Introduction (or why I wrote this)
from The Mad Hand
Being a poet I must do my rounds, checking up on language, finding out the dead words, re-exploding the holy dynamites, keeping the reverberations and musics fresh. As a Priest it is also my job to let the light in, to be a reflector, to open up curtains. Sometimes a word is too rigid–like an icon–it blocks the light of its own origin, it doesn’t shine through. So I have to soften it up a bit, throw it into the corner and find out where its weak spots are, batter it until it falls away like an empty mask. I picture myself as a kind of scientist mixing around the mental elements, distilling them and exploding them, looking for answers in the inkblots, hoping to reveal the roots of certain patterns, strings of words, prayers, curses hoping to take the masks off things. Everything though is totally by chance–I’m mixing chemicals like a blind man with paint, never knowing which colour I will set off next. Also I am trying to break out of my own silence. The violence here is never towards you–it is only towards the language and the ideas.

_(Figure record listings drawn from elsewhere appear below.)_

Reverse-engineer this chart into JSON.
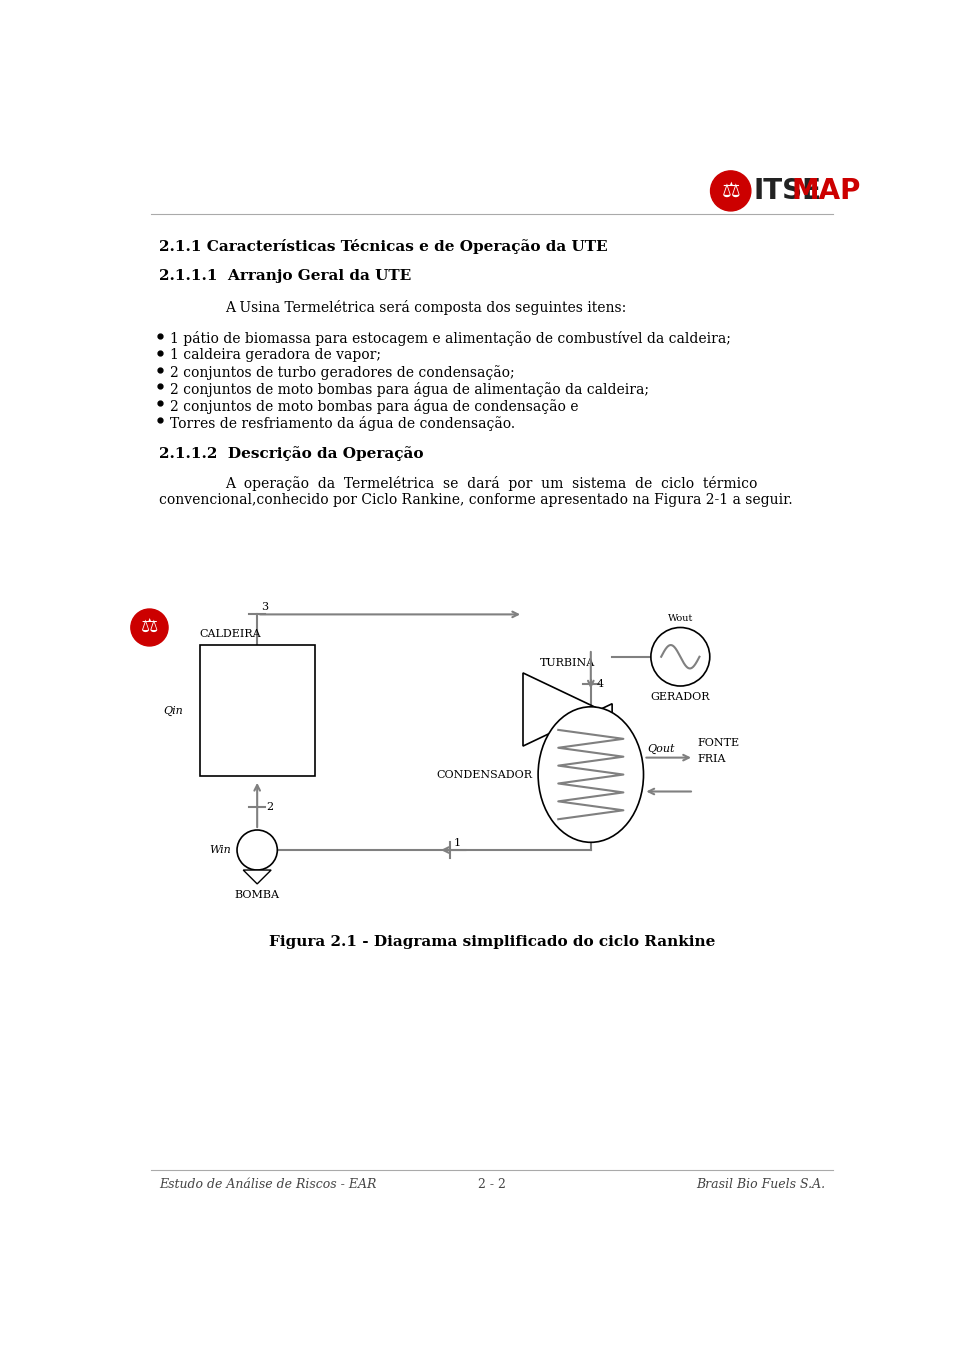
{
  "title1": "2.1.1 Características Técnicas e de Operação da UTE",
  "title2": "2.1.1.1  Arranjo Geral da UTE",
  "intro": "A Usina Termelétrica será composta dos seguintes itens:",
  "bullets": [
    "1 pátio de biomassa para estocagem e alimentação de combustível da caldeira;",
    "1 caldeira geradora de vapor;",
    "2 conjuntos de turbo geradores de condensação;",
    "2 conjuntos de moto bombas para água de alimentação da caldeira;",
    "2 conjuntos de moto bombas para água de condensação e",
    "Torres de resfriamento da água de condensação."
  ],
  "title3": "2.1.1.2  Descrição da Operação",
  "para1a": "A  operação  da  Termelétrica  se  dará  por  um  sistema  de  ciclo  térmico",
  "para1b": "convencional,conhecido por Ciclo Rankine, conforme apresentado na Figura 2-1 a seguir.",
  "fig_caption": "Figura 2.1 - Diagrama simplificado do ciclo Rankine",
  "footer_left": "Estudo de Análise de Riscos - EAR",
  "footer_center": "2 - 2",
  "footer_right": "Brasil Bio Fuels S.A.",
  "bg_color": "#ffffff",
  "text_color": "#000000",
  "gray": "#808080",
  "red": "#cc0000"
}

Finally I wrote this book because this life is the only one we have and I wanted to answer to the charge that poets always criticize. I wanted to plaster the propagandas together into mad tirades of affection, re-activate old hopes, suggest buildings, methods, means to profit by love and love-making, genuine and holy. At the same time I am also an antenna and a barometer–a singing barometer, a kind of tenor radar sending out these bleeps with love … with love … hoping for the best.